Looking behind you as you ride your bike is something you are taught to do in cycling proficiency tests, but it can be taken to extremes. During the Beijing Olympic games, I watched open-mouthed as Victoria Pendleton lapped the banked velodrome at a decent speed in training while doing a fair impersonation of a wise old owl, head fixed on one side, eyes pointing behind. Lap after lap she went, never looking forward. It is, apparently, something all the Great Britain sprinters practise.

For Pendleton and her ilk, this is a key skill, enabling her to keep watch on her opponent while moving forwards; but on the road, for the everyday cyclist, there’s a far more important reason to practise, if not perhaps with the obsessive attention to detail she showed. Recently, I’ve become convinced that if I turn my head and look at a car as it approaches from behind, it’s almost certain that the driver won’t cut me up.

Taking a quick glance as cars approached from behind used to be simply because I wanted to know what was coming, how fast it was going, and whether it was going to move out. Now I do it deliberately with the aim of making the cars overtake wide.

I’m not quite sure why that particular action elicits that particular response. It’s not a matter of eye contact: there is no time for that. I suspect it’s because in moving my head and looking behind, I’m reminding the driver that in front of him or her is a human being, not merely a bike with an appendage. Perhaps, additionally, there is a little wobble of the bike as I move my head, making the point that I just may move out into the car’s path and I need space.
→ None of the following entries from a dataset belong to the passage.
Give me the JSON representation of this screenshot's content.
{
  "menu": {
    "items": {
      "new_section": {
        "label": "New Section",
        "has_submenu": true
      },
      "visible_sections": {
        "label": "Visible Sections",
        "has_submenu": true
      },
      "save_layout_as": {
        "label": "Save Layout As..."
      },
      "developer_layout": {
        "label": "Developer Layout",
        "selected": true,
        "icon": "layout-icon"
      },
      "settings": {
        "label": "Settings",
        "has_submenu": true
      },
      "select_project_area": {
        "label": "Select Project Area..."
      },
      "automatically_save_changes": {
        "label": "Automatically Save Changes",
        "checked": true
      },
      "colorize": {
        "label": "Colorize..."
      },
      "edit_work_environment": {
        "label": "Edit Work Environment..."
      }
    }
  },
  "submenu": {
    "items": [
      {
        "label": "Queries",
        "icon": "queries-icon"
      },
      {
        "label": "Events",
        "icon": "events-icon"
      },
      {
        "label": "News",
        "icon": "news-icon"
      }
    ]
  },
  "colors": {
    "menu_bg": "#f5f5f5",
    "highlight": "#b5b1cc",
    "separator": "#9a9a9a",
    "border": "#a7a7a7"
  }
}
Opinions vary among cyclists about the degree to which one should practise defensive cycling such as this. The arguments against are that telling motorists how to drive may be seen as provocative, and, more compellingly, that hand signals might cause an accident. But in rural Herefordshire, most drivers seem to appreciate being warned with a polite but definite hand signal if it is not a good time to overtake (blind bend, crest of a hill hiding a vehicle that I can see but they can’t), and then motioned forwards when the road is clear.

Cycling in London, I used to take this to its logical extreme when parked cars and traffic coming the other way narrowed the road to the point where anything overtaking was going to come within 5cm of my elbow or cause oncoming vehicles to swerve: I’d just move out until the road widened. Looking at the Highway Code, cyclists are actually encouraged to “leave plenty of room when passing parked vehicles”.

The arguments for defensive cycling are that it’s a matter of self-preservation, but also that it makes the roads safer for others as well: after all, if I cannot see round the blind bend in front of me, that applies to the motorist who is contemplating crossing the double white line, and I’d say it’s better to be pro-active rather than hugging the gutter and hoping it all turns out for the best.

Defensive cycling is about being selective and behaving sensibly and courteously – and remembering that the driver I feel is about to whiz past my elbow may well feel he or she is being selective and sensible as well.

Hence the virtue of the long glance behind: it’s only a look, not an instruction.